9Endocrine profiles after triggering of final oocyte maturation with GnRH agonist after cotreatment with the GnRH antagonist ganirelix during ovarian hyperstimulation for in vitro fertilizationPMID 11836309

Fauser BC, de Jong D, Olivennes F et al. - Journal of Clinical Endocrinology and Metabolism (2002) - Phase 2 RCT (multicenter, randomized) - 47

GnRH agonist trigger (triptorelin 0.2 mg or leuprorelin 0.5 mg) effectively induced oocyte maturation after ganirelix co-treatment. LH peaked at 130 and 107 IU/L at 4h. Oocytes retrieved: 9.8, 8.7, 8.3 (triptorelin, leuprorelin, hCG). Metaphase II rates: 72%, 85%, 86%. Fertilization rates comparable across groups. Luteal steroid levels closer to physiological range with agonist triggers.

Limitations: Small sample size (n=47). Pilot/proof-of-concept. Pregnancy outcomes not adequately powered.

10Large prospective, pregnancy and infant follow-up trial assures the health of 1000 fetuses conceived after treatment with the GnRH antagonist ganirelix during controlled ovarian stimulationPMID 20378616

Bonduelle M, Oberye J, Mannaerts B, Devroey P - Human Reproduction (2010) - Prospective cohort with historical control - 839 pregnancies (969 live births) vs 753 control pregnancies (963 live births)

Major congenital malformation rate (fetuses >=26 weeks): 5.0% ganirelix vs 5.4% historical GnRH agonist (OR 0.94, 95% CI 0.62-1.42). No relevant differences in pregnancy/delivery complications. More singletons in ganirelix group (81.3% vs 68.1%).

Limitations: Historical comparator rather than concurrent randomized control. Single-center follow-up. Differences in multiple pregnancy rates between groups. Manufacturer-sponsored.
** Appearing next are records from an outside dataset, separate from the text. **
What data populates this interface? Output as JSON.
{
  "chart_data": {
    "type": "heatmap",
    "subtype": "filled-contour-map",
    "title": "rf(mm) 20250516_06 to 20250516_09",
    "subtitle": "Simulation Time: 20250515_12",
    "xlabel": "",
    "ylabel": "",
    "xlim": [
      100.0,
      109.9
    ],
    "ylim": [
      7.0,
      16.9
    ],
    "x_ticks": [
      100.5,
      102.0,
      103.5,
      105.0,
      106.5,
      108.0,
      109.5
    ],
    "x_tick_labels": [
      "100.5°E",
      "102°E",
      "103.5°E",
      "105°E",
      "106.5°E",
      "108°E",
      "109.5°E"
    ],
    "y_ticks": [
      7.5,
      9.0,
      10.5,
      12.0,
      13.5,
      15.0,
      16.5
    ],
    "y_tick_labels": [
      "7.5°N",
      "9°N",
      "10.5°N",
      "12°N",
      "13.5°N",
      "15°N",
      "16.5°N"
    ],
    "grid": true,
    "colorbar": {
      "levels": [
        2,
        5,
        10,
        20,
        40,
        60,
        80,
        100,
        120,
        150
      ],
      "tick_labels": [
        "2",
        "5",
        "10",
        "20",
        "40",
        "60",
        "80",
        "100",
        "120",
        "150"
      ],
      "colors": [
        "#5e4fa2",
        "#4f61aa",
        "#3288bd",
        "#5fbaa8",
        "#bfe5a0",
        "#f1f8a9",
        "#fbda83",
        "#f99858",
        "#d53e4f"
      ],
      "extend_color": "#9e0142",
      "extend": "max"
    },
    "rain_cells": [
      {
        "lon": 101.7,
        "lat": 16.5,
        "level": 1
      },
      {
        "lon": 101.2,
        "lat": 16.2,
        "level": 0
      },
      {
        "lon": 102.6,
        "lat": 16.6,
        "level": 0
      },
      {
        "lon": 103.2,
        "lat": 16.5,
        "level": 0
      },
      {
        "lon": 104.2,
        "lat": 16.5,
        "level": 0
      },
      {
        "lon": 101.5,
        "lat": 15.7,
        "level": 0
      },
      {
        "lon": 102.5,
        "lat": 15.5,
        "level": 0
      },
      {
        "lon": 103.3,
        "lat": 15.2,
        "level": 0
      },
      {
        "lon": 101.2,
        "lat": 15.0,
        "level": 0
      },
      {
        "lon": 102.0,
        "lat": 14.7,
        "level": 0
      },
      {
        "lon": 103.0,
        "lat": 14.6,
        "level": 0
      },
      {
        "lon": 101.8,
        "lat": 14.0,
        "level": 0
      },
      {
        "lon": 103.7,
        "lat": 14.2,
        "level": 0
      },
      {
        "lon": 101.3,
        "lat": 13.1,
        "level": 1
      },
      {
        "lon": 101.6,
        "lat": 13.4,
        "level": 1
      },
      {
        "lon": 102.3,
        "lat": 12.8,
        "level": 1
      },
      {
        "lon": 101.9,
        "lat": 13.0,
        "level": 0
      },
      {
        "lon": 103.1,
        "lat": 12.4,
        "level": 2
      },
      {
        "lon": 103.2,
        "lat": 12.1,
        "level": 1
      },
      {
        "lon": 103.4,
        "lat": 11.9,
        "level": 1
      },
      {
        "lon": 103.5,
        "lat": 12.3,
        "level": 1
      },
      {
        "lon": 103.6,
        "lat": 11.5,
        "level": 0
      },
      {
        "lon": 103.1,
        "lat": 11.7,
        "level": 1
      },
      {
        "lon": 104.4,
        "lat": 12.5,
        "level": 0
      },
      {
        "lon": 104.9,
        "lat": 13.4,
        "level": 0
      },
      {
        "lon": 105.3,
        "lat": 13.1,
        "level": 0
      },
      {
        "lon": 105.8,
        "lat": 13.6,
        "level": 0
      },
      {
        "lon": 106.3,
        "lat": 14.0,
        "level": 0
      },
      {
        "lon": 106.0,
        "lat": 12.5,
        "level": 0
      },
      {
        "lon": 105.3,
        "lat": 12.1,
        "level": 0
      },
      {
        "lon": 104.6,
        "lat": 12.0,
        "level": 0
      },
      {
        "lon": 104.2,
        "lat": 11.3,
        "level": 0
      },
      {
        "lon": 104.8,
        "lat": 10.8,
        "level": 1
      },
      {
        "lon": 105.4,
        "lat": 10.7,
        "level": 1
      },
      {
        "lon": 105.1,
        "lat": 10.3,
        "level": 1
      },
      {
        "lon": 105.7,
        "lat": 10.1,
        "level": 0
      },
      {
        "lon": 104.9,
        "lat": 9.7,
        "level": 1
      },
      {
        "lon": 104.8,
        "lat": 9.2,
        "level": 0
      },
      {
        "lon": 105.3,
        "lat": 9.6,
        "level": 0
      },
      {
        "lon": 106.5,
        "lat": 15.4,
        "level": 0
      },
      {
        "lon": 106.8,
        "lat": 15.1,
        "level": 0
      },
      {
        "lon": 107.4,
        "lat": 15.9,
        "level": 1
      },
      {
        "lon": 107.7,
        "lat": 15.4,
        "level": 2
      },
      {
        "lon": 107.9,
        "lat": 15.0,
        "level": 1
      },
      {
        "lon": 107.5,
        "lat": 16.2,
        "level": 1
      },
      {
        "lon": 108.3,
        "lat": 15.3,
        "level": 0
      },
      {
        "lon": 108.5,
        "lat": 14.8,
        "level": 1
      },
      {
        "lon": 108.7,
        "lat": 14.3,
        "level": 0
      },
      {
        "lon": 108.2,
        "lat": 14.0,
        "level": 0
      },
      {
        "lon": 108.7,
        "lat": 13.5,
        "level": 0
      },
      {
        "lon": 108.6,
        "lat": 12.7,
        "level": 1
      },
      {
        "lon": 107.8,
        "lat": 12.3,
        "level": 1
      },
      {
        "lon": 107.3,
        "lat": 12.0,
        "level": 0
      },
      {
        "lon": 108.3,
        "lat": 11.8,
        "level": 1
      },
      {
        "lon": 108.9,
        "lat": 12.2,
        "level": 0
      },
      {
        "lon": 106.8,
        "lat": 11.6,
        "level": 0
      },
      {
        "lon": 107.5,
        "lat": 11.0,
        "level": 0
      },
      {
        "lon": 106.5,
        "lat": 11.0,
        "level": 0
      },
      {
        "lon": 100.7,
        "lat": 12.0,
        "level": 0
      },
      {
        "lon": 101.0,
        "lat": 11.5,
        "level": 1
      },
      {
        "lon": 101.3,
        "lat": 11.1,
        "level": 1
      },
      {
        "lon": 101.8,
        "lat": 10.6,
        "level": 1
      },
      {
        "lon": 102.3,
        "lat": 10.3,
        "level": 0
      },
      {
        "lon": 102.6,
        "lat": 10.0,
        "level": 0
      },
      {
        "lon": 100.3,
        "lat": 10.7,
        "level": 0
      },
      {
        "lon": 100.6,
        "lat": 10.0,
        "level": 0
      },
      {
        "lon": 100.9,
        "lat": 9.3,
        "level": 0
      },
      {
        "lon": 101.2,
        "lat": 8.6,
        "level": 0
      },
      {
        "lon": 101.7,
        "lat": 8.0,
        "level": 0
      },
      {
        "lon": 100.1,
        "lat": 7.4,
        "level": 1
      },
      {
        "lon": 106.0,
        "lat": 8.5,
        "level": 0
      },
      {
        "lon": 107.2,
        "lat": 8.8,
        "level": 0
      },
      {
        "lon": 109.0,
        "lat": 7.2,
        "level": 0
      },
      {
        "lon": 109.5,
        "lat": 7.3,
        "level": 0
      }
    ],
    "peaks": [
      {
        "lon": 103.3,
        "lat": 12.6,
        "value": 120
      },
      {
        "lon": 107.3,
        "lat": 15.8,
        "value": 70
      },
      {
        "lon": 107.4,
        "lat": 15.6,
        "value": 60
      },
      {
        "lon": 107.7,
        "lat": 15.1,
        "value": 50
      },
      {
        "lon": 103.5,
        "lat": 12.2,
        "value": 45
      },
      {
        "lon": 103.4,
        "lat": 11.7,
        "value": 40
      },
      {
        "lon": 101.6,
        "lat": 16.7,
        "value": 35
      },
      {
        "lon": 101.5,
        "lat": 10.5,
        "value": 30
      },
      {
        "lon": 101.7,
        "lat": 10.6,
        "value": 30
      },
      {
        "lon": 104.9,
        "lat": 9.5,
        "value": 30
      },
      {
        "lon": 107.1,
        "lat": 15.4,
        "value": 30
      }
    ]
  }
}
11Prospective, randomized trial comparing cetrorelix acetate and ganirelix acetate in a programmed, flexible protocol for premature luteinizing hormone surge prevention in assisted reproductive technologiesPMID 16009165

Wilcox J, Potter D, Moore M, Ferrande L, Kelly E - Fertility and Sterility (2005) - RCT (prospective, open-label, multicenter) - 185

No patient in either cetrorelix (3 mg single-dose) or ganirelix (0.25 mg daily) group had a premature LH surge. No statistically significant differences in any IVF/ICSI outcome. Cetrorelix required fewer injections. Similar safety profiles.

Limitations: Open-label design. Relatively small sample size. Single-dose cetrorelix vs daily ganirelix complicates direct comparison.

12What is the optimal GnRH antagonist protocol for ovarian stimulation during ART treatment? A systematic review and network meta-analysisPMID 36594696

Venetis CA, Storr A, Chua SJ et al. - Human Reproduction Update (2023) - Systematic review and network meta-analysis - 102 publications (75 unique studies), 73 in meta-analysis

Fixed Day 5/6 antagonist protocol had significantly higher OPR than flexible protocol (RR 0.76 for flexible, 95% CI 0.62-0.94). OCP pretreatment associated with lower OPR vs no pretreatment (RR 0.79, 95% CI 0.69-0.92). Fixed protocol with no pretreatment most likely (84% SUCRA) to yield highest OPR. Insufficient data for ganirelix vs cetrorelix comparison.

Limitations: Most included studies were low quality. Lack of live birth data for key comparisons. Mostly low-certainty evidence.

13Ganirelix (Drug Review)PMID 10718102

Gillies PS, Faulds D, Balfour JA, Perry CM - Drugs (2000) - Drug review/monograph - N/A (review)

Comprehensive review characterizing ganirelix as a third-generation GnRH antagonist with reduced histamine-releasing properties. Vital pregnancy rate 40.3% per embryo transfer at 0.25 mg/day. Documents receptor binding affinity, metabolic stability, and amino acid substitution rationale.

Limitations: Narrative review, not systematic. Based on early clinical trial data available at launch.

14Medroxyprogesterone acetate versus ganirelix in oocyte donation: a randomized controlled trialNCT02796105PMID 30927417

Begueria R, Garcia D, Vassena R, Rodriguez A - Human Reproduction (2019) - RCT (open-label, single-center, non-inferiority) - 173 donors (86 MPA, 87 ganirelix); 252 recipients

MII oocytes: 15.1 (MPA) vs 14.6 (ganirelix) -- non-inferior. But recipient reproductive outcomes unexpectedly lower with MPA: ongoing PR 27% vs 40% (P=0.015), clinical PR 31% vs 46% (P=0.006). Duration and gonadotropin dose similar between groups.

Limitations: Recipients not randomized (non-inferiority designed for donor MII). Single center. Unexpected findings in reproductive outcomes require further investigation.